This is a great story. It provides a compelling answer to the 400 year old question, "What's in a Name?"
I had initially struggled with whether to make this a 3 or 4 star read but I realized that for as much as my own experience made the story not new for me, sitting down to write the review and seeing the tangles with my experience made me reflect on my life in a way that no other book had asked me to do, thus revealing the right choice. It is definitely worth all four stars.
While I do identify with many aspects of the story and Gogol's struggle with his name, I hesitate to think I have some sort of rare connection with it. Yes, this is an immigration story, but in the US, so many of us having immigration in our not-too-distant past. Gogol is not the one to emigrate to the US, he is a part of the acclimation process and it takes much longer for a family to acclimate than people who have "always" been here realize. I think there are plenty of Americans, even white Americans, who have immigration stories in their histories that are close enough to recall, close enough to be little bits of family lore, close enough to identify with parts of Gogol's struggle.
For me, this story didn't hit me right away when I was listening to it. It hit me with all the questions afterward. It made me think about the path I had to take to recognizing my own name as something that actually identifies me, to recognizing the way it represents a compromise between the cultures and histories of my parents as had the process of naming my son. It made me think of those bits of family lore that are part of the immigration stories in my family, the things the family had let go of in order to acclimate and the things they could assimilate and the things that would always keep us at least a little different. Though the story is very much about the Ganguli's, the writing is done in such a way that it also made me feel like the story really brings the reader into their world.
It's about understanding each other and going out on a limb for each other and getting passed our own perspectives to see how the places we are change us and what we expect for ourselves and each other.
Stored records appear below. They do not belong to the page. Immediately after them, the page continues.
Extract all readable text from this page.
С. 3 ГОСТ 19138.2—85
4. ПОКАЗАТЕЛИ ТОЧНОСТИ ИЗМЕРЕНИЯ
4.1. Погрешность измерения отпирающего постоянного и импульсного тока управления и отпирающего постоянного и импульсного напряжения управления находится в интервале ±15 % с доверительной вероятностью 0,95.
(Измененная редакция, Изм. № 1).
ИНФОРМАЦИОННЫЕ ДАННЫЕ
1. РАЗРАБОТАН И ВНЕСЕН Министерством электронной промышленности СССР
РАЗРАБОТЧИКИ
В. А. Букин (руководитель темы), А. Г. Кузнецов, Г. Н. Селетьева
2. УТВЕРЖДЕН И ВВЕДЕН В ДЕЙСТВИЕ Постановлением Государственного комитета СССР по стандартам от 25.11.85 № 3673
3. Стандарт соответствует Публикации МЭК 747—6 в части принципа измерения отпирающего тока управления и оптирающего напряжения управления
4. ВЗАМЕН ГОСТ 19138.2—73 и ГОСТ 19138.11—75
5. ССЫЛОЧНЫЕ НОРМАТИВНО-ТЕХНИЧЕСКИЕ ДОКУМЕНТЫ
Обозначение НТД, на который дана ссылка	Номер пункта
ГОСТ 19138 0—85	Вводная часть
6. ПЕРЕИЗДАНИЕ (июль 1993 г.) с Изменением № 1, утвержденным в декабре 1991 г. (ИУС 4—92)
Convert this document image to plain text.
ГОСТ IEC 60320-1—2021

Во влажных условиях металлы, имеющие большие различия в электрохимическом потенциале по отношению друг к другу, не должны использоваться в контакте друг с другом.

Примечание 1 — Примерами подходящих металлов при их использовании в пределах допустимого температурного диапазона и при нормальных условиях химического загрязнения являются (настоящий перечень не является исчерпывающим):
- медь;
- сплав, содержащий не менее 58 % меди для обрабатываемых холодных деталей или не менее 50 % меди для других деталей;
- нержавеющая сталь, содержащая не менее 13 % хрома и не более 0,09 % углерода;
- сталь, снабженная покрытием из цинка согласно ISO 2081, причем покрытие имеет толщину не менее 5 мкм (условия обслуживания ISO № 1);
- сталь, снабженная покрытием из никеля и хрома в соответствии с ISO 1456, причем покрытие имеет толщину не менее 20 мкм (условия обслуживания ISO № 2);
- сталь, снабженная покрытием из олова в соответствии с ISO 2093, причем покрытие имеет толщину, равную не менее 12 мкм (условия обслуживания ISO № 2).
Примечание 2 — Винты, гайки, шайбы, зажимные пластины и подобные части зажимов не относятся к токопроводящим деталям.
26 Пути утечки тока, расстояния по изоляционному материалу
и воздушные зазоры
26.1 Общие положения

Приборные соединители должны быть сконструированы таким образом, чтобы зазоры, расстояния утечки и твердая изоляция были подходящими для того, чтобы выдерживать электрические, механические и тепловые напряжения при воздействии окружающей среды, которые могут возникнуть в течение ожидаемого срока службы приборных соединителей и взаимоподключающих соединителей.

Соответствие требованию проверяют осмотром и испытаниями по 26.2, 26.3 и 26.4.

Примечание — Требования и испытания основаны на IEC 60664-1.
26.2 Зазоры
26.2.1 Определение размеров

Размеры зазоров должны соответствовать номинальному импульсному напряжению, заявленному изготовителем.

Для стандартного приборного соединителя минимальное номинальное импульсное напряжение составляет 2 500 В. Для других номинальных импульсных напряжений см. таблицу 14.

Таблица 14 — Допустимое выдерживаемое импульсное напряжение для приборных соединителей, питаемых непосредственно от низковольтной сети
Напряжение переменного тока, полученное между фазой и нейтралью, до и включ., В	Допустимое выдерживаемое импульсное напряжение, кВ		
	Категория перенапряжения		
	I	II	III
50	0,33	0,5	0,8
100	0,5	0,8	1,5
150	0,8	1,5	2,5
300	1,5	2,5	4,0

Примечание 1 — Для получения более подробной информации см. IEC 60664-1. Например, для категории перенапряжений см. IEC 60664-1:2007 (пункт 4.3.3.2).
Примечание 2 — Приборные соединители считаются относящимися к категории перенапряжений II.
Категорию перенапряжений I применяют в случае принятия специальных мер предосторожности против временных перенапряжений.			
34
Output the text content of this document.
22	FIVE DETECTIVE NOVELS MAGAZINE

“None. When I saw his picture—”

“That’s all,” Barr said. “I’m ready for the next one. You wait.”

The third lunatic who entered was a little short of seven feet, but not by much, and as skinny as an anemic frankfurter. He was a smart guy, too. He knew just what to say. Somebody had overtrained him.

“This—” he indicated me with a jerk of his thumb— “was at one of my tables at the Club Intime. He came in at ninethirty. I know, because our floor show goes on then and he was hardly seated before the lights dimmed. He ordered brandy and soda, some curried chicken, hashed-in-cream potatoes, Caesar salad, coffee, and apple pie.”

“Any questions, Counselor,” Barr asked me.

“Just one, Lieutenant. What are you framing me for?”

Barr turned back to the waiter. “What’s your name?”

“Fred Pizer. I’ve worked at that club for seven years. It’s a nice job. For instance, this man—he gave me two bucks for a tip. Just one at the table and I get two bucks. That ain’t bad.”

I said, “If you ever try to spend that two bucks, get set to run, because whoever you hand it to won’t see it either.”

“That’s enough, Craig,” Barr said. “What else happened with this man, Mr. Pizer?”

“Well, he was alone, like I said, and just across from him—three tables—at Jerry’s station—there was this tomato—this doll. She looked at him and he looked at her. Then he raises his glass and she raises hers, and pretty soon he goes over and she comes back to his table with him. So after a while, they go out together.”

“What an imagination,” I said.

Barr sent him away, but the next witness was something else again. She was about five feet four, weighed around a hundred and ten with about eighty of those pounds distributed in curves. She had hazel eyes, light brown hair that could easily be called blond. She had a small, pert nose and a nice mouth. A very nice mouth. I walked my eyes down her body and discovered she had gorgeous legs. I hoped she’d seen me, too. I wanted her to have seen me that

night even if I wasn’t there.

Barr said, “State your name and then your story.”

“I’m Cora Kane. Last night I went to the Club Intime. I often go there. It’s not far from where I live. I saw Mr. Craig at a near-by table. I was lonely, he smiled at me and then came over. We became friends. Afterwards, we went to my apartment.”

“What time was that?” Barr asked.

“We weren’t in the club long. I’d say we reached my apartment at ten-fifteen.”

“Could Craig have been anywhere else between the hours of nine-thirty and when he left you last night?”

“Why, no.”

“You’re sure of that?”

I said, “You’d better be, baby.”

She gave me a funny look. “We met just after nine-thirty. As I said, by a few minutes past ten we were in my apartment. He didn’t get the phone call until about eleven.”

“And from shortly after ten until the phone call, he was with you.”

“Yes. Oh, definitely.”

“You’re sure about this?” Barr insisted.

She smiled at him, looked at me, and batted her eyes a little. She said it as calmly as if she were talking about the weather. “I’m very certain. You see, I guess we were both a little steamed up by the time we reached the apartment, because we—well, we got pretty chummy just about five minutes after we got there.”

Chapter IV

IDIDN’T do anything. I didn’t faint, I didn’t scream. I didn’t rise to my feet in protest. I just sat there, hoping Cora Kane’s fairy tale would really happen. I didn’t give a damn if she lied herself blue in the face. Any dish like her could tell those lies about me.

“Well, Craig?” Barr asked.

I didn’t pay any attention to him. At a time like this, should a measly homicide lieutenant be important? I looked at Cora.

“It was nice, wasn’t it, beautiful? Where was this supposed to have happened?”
Each member of the family is fully formed and have their own ideas about their places in the world, what they are and what they should be. Each member sees the others a little differently. Sometimes it feels like no one family member understands any of the others and that is a part of the magic of the story. You feel for all of them, for all of their misunderstandings, for all of their missed chances and all of their triumphs. With that, it makes you not only contemplate what is in a given name, but what is in a family name. What did it mean to be Ganguli? What does it mean to be a member of any family?
I love that the book leaves the reader with personal questions. I love that the story shows the reader so much about what it really means to start a new life in a new country and for your children to not understand anything about you. I love that the story shows the reader so much about what it is like to be a kid with parents who are different from all the other parents, with customs that no one else has to abide by, with expectations that are different put upon them.
I listened to the audiobook, read by Sarita Choudhury. I love her voice and her reading style. This is the second audio of hers that I've listened to, the first being The God of Small Things last month.